Exact KNN (use KNN directly) does exhaustive search on all data points one by one and returns the accurate K nearest neighbors. For small corpus with less than 100K documents, KNN can work well under milliseconds. For big corpus with millions of documents, KNN causes prohibitive latency for AI production systems. There are two keys steps on KNN search:
- Given a query vector, KNN needs to compare all vectors.
- For each pair comparison, KNN needs to calculate the distance (i.e. L2 Squared, cosine similarity) between two pairs.
ANN algorithms can be categorized into two types based on how to optimize the above two steps (the other categorization can be based on data structure, like tree-base, hash-based, graph based and vector quantization-based):
- Reduce search space. Instead of comparing all vectors, ANN selects a subset of vectors to compare against the query vector. HNSW organized all data vectors into a graph, with node being specific vector and edge being the distance between two vectors. In the graph construction and search phase, HNSW uses beam search to traverse the graph accordingly to insert the vector or return the nearest vectors. Inverted file (IVF) partitions all data vectors into different partitions. Each partition is represented as a centroid. In the query time, IVF firstly finds a list of partitions (small number) most closest to the query vector and then only explores vectors within those partitions. Annoy builds a binary tree via partitioning spaces recursively to enable a sub-linear time search.
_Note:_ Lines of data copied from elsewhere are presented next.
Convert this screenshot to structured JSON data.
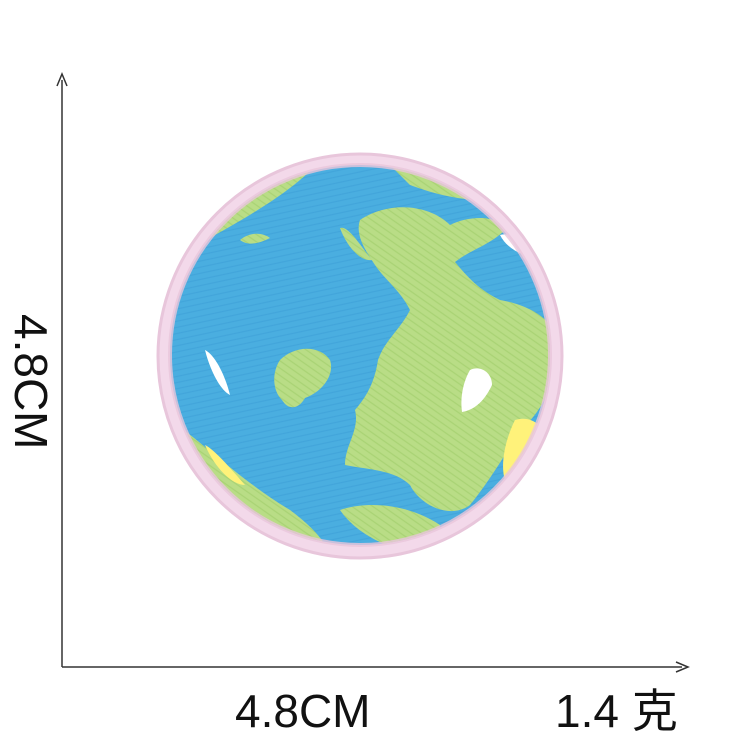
{
  "dimensions": {
    "width_label": "4.8CM",
    "height_label": "4.8CM",
    "weight_label": "1.4 克"
  },
  "patch": {
    "subject": "embroidered-earth-globe-patch",
    "colors": {
      "ocean": "#4aaee0",
      "land": "#b9dd86",
      "land_dark": "#a3cf6c",
      "border": "#f3d9ea",
      "highlight": "#fff27a",
      "cloud": "#ffffff"
    }
  },
  "axes": {
    "line_color": "#333333"
  }
}
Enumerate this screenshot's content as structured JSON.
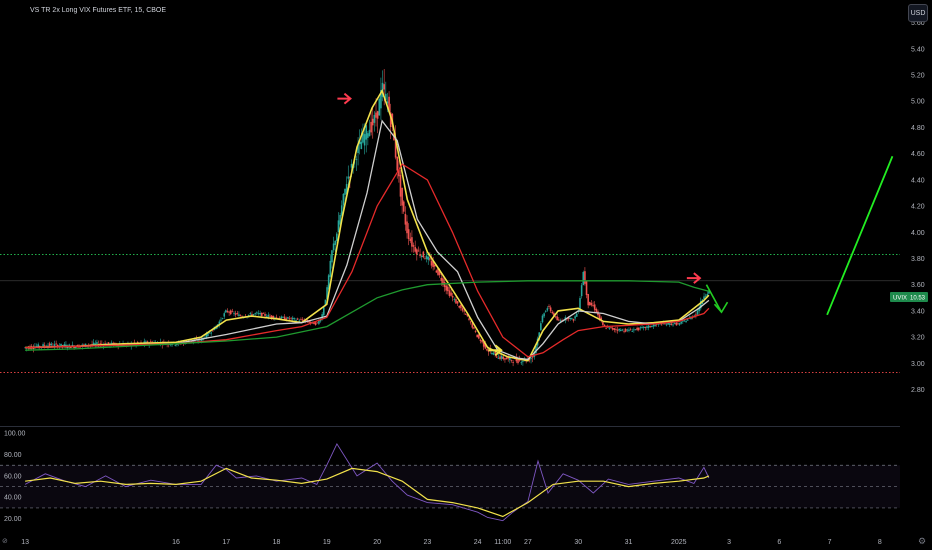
{
  "header": {
    "title": "VS TR 2x Long VIX Futures ETF, 15, CBOE",
    "currency_label": "USD"
  },
  "price_tag": {
    "symbol": "UVIX",
    "value": "10.53",
    "color": "#1e8a4c"
  },
  "chart_data": [
    {
      "type": "candlestick",
      "title": "VS TR 2x Long VIX Futures ETF, 15, CBOE",
      "y_ticks": [
        "5.60",
        "5.40",
        "5.20",
        "5.00",
        "4.80",
        "4.60",
        "4.40",
        "4.20",
        "4.00",
        "3.80",
        "3.60",
        "3.40",
        "3.20",
        "3.00",
        "2.80"
      ],
      "y_tick_values": [
        5.6,
        5.4,
        5.2,
        5.0,
        4.8,
        4.6,
        4.4,
        4.2,
        4.0,
        3.8,
        3.6,
        3.4,
        3.2,
        3.0,
        2.8
      ],
      "ylim": [
        2.72,
        5.62
      ],
      "x_ticks": [
        "13",
        "16",
        "17",
        "18",
        "19",
        "20",
        "23",
        "24",
        "11:00",
        "27",
        "30",
        "31",
        "2025",
        "3",
        "6",
        "7",
        "8"
      ],
      "x_tick_positions": [
        0,
        3,
        4,
        5,
        6,
        7,
        8,
        9,
        9.5,
        10,
        11,
        12,
        13,
        14,
        15,
        16,
        17
      ],
      "xlim": [
        -0.5,
        17.4
      ],
      "horizontal_levels": [
        {
          "value": 3.83,
          "color": "#22b14c",
          "style": "dotted"
        },
        {
          "value": 2.93,
          "color": "#d94040",
          "style": "dotted"
        },
        {
          "value": 3.63,
          "color": "#3a3a3a",
          "style": "solid"
        }
      ],
      "price_x": [
        0,
        0.5,
        1,
        1.5,
        2,
        2.5,
        3,
        3.5,
        3.8,
        4,
        4.3,
        4.6,
        5,
        5.3,
        5.6,
        5.8,
        5.9,
        6,
        6.1,
        6.2,
        6.3,
        6.4,
        6.5,
        6.6,
        6.7,
        6.8,
        6.9,
        7,
        7.1,
        7.2,
        7.3,
        7.4,
        7.5,
        7.6,
        7.7,
        7.8,
        8,
        8.2,
        8.4,
        8.6,
        8.8,
        9,
        9.2,
        9.4,
        9.6,
        9.8,
        10,
        10.1,
        10.2,
        10.3,
        10.4,
        10.6,
        10.8,
        10.9,
        11,
        11.1,
        11.2,
        11.3,
        11.5,
        11.7,
        12,
        12.3,
        12.6,
        13,
        13.2,
        13.35,
        13.5,
        13.6
      ],
      "price_y": [
        3.12,
        3.14,
        3.13,
        3.15,
        3.14,
        3.16,
        3.15,
        3.18,
        3.28,
        3.4,
        3.36,
        3.38,
        3.35,
        3.34,
        3.32,
        3.3,
        3.36,
        3.55,
        3.85,
        4.0,
        4.2,
        4.4,
        4.5,
        4.62,
        4.7,
        4.78,
        4.82,
        4.9,
        5.1,
        5.0,
        4.8,
        4.5,
        4.2,
        4.0,
        3.9,
        3.85,
        3.8,
        3.7,
        3.55,
        3.45,
        3.35,
        3.2,
        3.1,
        3.05,
        3.03,
        3.02,
        3.03,
        3.05,
        3.2,
        3.38,
        3.43,
        3.32,
        3.35,
        3.33,
        3.4,
        3.7,
        3.45,
        3.44,
        3.28,
        3.26,
        3.25,
        3.27,
        3.3,
        3.3,
        3.34,
        3.38,
        3.52,
        3.55
      ],
      "series": [
        {
          "values_x": [
            0,
            1,
            2,
            3,
            3.5,
            4,
            4.5,
            5,
            5.5,
            6,
            6.3,
            6.6,
            6.9,
            7.1,
            7.3,
            7.6,
            8,
            8.4,
            8.8,
            9.2,
            9.6,
            10,
            10.3,
            10.6,
            11,
            11.5,
            12,
            12.5,
            13,
            13.5,
            13.6
          ],
          "values": [
            3.12,
            3.13,
            3.15,
            3.16,
            3.2,
            3.33,
            3.36,
            3.34,
            3.31,
            3.45,
            4.1,
            4.65,
            4.95,
            5.08,
            4.85,
            4.25,
            3.85,
            3.62,
            3.38,
            3.12,
            3.05,
            3.02,
            3.25,
            3.4,
            3.42,
            3.32,
            3.3,
            3.31,
            3.33,
            3.48,
            3.52
          ],
          "color": "#f2e24b"
        },
        {
          "values_x": [
            0,
            1,
            2,
            3,
            4,
            5,
            5.5,
            6,
            6.4,
            6.8,
            7.1,
            7.4,
            7.8,
            8.2,
            8.6,
            9,
            9.4,
            9.8,
            10,
            10.3,
            10.6,
            11,
            11.5,
            12,
            12.5,
            13,
            13.4,
            13.6
          ],
          "values": [
            3.12,
            3.13,
            3.14,
            3.15,
            3.22,
            3.3,
            3.31,
            3.36,
            3.75,
            4.3,
            4.85,
            4.7,
            4.1,
            3.85,
            3.7,
            3.35,
            3.1,
            3.04,
            3.03,
            3.15,
            3.3,
            3.4,
            3.38,
            3.32,
            3.3,
            3.32,
            3.42,
            3.48
          ],
          "color": "#cfcfcf"
        },
        {
          "values_x": [
            0,
            1,
            2,
            3,
            4,
            5,
            5.5,
            6,
            6.5,
            7,
            7.5,
            8,
            8.5,
            9,
            9.5,
            10,
            10.3,
            10.7,
            11,
            11.5,
            12,
            12.5,
            13,
            13.5,
            13.6
          ],
          "values": [
            3.12,
            3.13,
            3.14,
            3.15,
            3.18,
            3.25,
            3.28,
            3.35,
            3.7,
            4.2,
            4.52,
            4.4,
            4.0,
            3.55,
            3.2,
            3.05,
            3.08,
            3.18,
            3.25,
            3.28,
            3.29,
            3.3,
            3.32,
            3.38,
            3.42
          ],
          "color": "#e52a2a"
        },
        {
          "values_x": [
            0,
            1,
            2,
            3,
            4,
            5,
            6,
            7,
            7.5,
            8,
            9,
            10,
            11,
            12,
            13,
            13.3,
            13.6
          ],
          "values": [
            3.1,
            3.11,
            3.13,
            3.15,
            3.17,
            3.2,
            3.28,
            3.5,
            3.56,
            3.6,
            3.62,
            3.63,
            3.63,
            3.63,
            3.62,
            3.58,
            3.55
          ],
          "color": "#1f9a2f"
        }
      ],
      "annotations": [
        {
          "type": "arrow-right",
          "x": 6.35,
          "y": 5.02,
          "color": "#ff3b4f"
        },
        {
          "type": "arrow-right",
          "x": 9.35,
          "y": 3.1,
          "color": "#f2e24b"
        },
        {
          "type": "arrow-right",
          "x": 13.3,
          "y": 3.65,
          "color": "#ff3b4f"
        },
        {
          "type": "arrow-down",
          "x0": 13.55,
          "y0": 3.6,
          "x1": 13.85,
          "y1": 3.39,
          "color": "#22cc22"
        },
        {
          "type": "line",
          "x0": 15.95,
          "y0": 3.37,
          "x1": 17.25,
          "y1": 4.58,
          "color": "#22ee22"
        }
      ]
    },
    {
      "type": "line",
      "y_ticks": [
        "100.00",
        "80.00",
        "60.00",
        "40.00",
        "20.00"
      ],
      "y_tick_values": [
        100,
        80,
        60,
        40,
        20
      ],
      "ylim": [
        14,
        103
      ],
      "bands": [
        70,
        50,
        30
      ],
      "series": [
        {
          "values_x": [
            0,
            0.4,
            0.8,
            1.2,
            1.6,
            2,
            2.5,
            3,
            3.5,
            3.8,
            4,
            4.2,
            4.6,
            5,
            5.5,
            5.8,
            6,
            6.2,
            6.6,
            7,
            7.3,
            7.6,
            8,
            8.5,
            9,
            9.2,
            9.5,
            9.7,
            10,
            10.2,
            10.4,
            10.7,
            11,
            11.3,
            11.6,
            12,
            12.5,
            13,
            13.3,
            13.5,
            13.6
          ],
          "values": [
            52,
            62,
            55,
            50,
            60,
            50,
            56,
            52,
            52,
            70,
            66,
            58,
            60,
            55,
            58,
            52,
            70,
            90,
            60,
            72,
            55,
            42,
            35,
            33,
            26,
            21,
            18,
            26,
            36,
            74,
            44,
            62,
            56,
            44,
            57,
            52,
            55,
            58,
            53,
            68,
            58
          ],
          "color": "#7e57c2"
        },
        {
          "values_x": [
            0,
            0.5,
            1,
            1.5,
            2,
            2.5,
            3,
            3.5,
            4,
            4.5,
            5,
            5.5,
            6,
            6.5,
            7,
            7.5,
            8,
            8.5,
            9,
            9.5,
            10,
            10.5,
            11,
            11.5,
            12,
            12.5,
            13,
            13.5,
            13.6
          ],
          "values": [
            55,
            58,
            53,
            55,
            52,
            53,
            52,
            55,
            67,
            58,
            56,
            53,
            57,
            67,
            64,
            55,
            38,
            35,
            30,
            22,
            35,
            52,
            55,
            55,
            50,
            53,
            55,
            58,
            60
          ],
          "color": "#f2e24b"
        }
      ]
    }
  ]
}
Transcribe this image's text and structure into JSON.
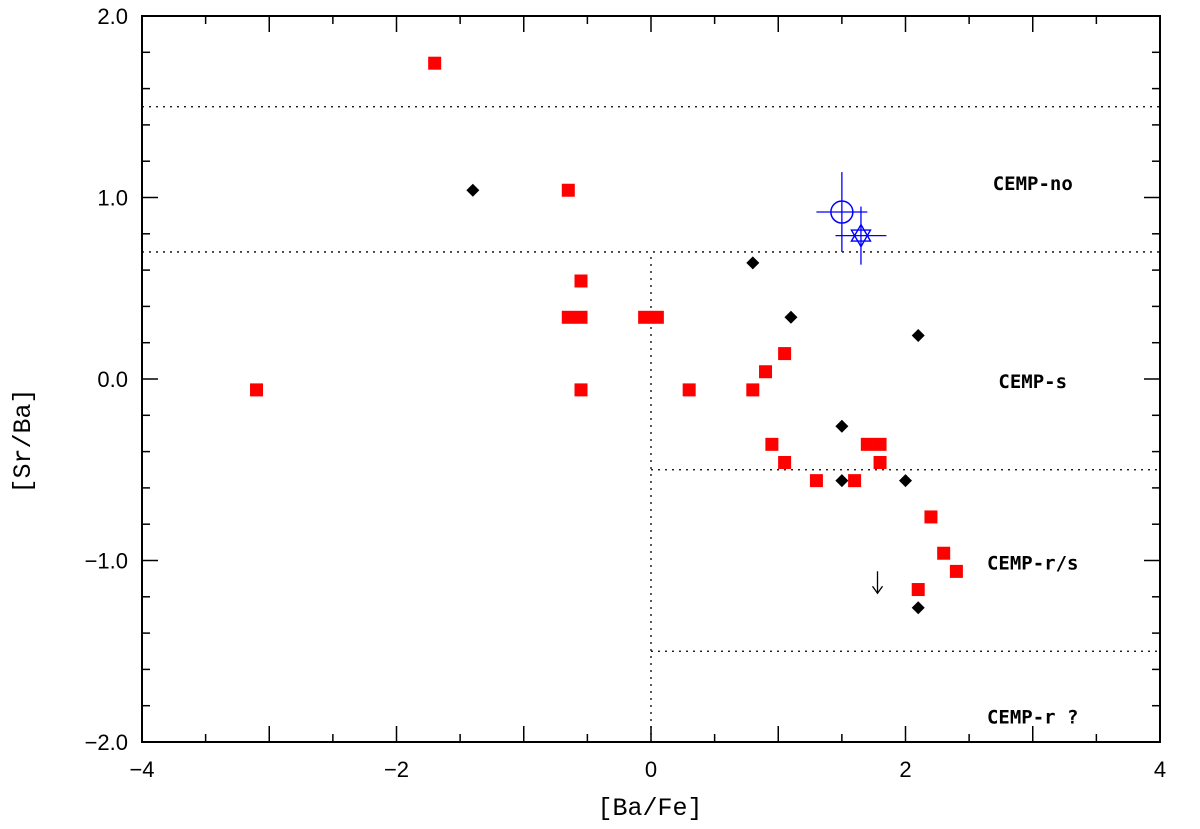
{
  "chart_data": {
    "type": "scatter",
    "xlabel": "[Ba/Fe]",
    "ylabel": "[Sr/Ba]",
    "xlim": [
      -4,
      4
    ],
    "ylim": [
      -2,
      2
    ],
    "x_ticks": [
      -4,
      -2,
      0,
      2,
      4
    ],
    "x_tick_labels": [
      "−4",
      "−2",
      "0",
      "2",
      "4"
    ],
    "y_ticks": [
      -2,
      -1,
      0,
      1,
      2
    ],
    "y_tick_labels": [
      "−2.0",
      "−1.0",
      "0.0",
      "1.0",
      "2.0"
    ],
    "series": [
      {
        "name": "red squares",
        "marker": "square",
        "color": "#ff0000",
        "points": [
          [
            -3.1,
            -0.06
          ],
          [
            -1.7,
            1.74
          ],
          [
            -0.65,
            1.04
          ],
          [
            -0.55,
            0.54
          ],
          [
            -0.65,
            0.34
          ],
          [
            -0.55,
            0.34
          ],
          [
            -0.55,
            -0.06
          ],
          [
            -0.05,
            0.34
          ],
          [
            0.05,
            0.34
          ],
          [
            0.3,
            -0.06
          ],
          [
            0.8,
            -0.06
          ],
          [
            0.9,
            0.04
          ],
          [
            1.05,
            0.14
          ],
          [
            0.95,
            -0.36
          ],
          [
            1.05,
            -0.46
          ],
          [
            1.3,
            -0.56
          ],
          [
            1.6,
            -0.56
          ],
          [
            1.7,
            -0.36
          ],
          [
            1.8,
            -0.36
          ],
          [
            1.8,
            -0.46
          ],
          [
            2.2,
            -0.76
          ],
          [
            2.3,
            -0.96
          ],
          [
            2.4,
            -1.06
          ],
          [
            2.1,
            -1.16
          ]
        ]
      },
      {
        "name": "black diamonds",
        "marker": "diamond",
        "color": "#000000",
        "points": [
          [
            -1.4,
            1.04
          ],
          [
            0.8,
            0.64
          ],
          [
            1.1,
            0.34
          ],
          [
            2.1,
            0.24
          ],
          [
            1.5,
            -0.26
          ],
          [
            1.5,
            -0.56
          ],
          [
            2.0,
            -0.56
          ],
          [
            2.1,
            -1.26
          ]
        ]
      }
    ],
    "highlighted": [
      {
        "marker": "circle",
        "color": "#0000ff",
        "x": 1.5,
        "y": 0.92,
        "xerr": 0.2,
        "yerr": 0.22
      },
      {
        "marker": "star",
        "color": "#0000ff",
        "x": 1.65,
        "y": 0.79,
        "xerr": 0.2,
        "yerr": 0.16
      }
    ],
    "upper_limits": [
      {
        "x": 1.78,
        "y": -1.12
      }
    ],
    "guide_lines": [
      {
        "type": "horizontal",
        "y": 1.5,
        "x_from": -4,
        "x_to": 4
      },
      {
        "type": "horizontal",
        "y": 0.7,
        "x_from": -4,
        "x_to": 4
      },
      {
        "type": "horizontal",
        "y": -0.5,
        "x_from": 0,
        "x_to": 4
      },
      {
        "type": "horizontal",
        "y": -1.5,
        "x_from": 0,
        "x_to": 4
      },
      {
        "type": "vertical",
        "x": 0,
        "y_from": -2,
        "y_to": 0.7
      }
    ],
    "region_labels": [
      {
        "text": "CEMP-no",
        "x": 3.0,
        "y": 1.08
      },
      {
        "text": "CEMP-s",
        "x": 3.0,
        "y": -0.01
      },
      {
        "text": "CEMP-r/s",
        "x": 3.0,
        "y": -1.01
      },
      {
        "text": "CEMP-r ?",
        "x": 3.0,
        "y": -1.86
      }
    ],
    "grid": false,
    "legend": "none"
  }
}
- Avoid calculating the distance between two pairs. This can be achieved by caching the distance, which can be computed in the index time (not in the serve time). After LSH hashes vectors into different buckets, different bucket distances can be pre-computed and cached. In the serving time, we can map the query vector to a specific bucket and use the cached results to find the closest buckets. This way, it helps reduce many distance calculations.
The accuracy is normally defined as the recall. Let us say we use 10-recall. The basic idea is that we can use KNN to find the best 10 results. Then we use ANN to find the top 10. We count the intersection between the ground truth result and the returned results from ANN. We can try this for 1000 times and average the accuracy, and use that as the final results of different algorithms. This way, we can compare performances of different algorithms. There is also an open source project called ann-benchmarks to benchmark a variety of algorithms on a number of precomputed data sets. The results can help figure out which algorithm performs best. Currently, the most used ANN algorithm is HNSW, which provides a reliable algorithm and also good results for this. For now, it has been supported by a variety of open source libraries (i.e. Faiss, HNSWLib).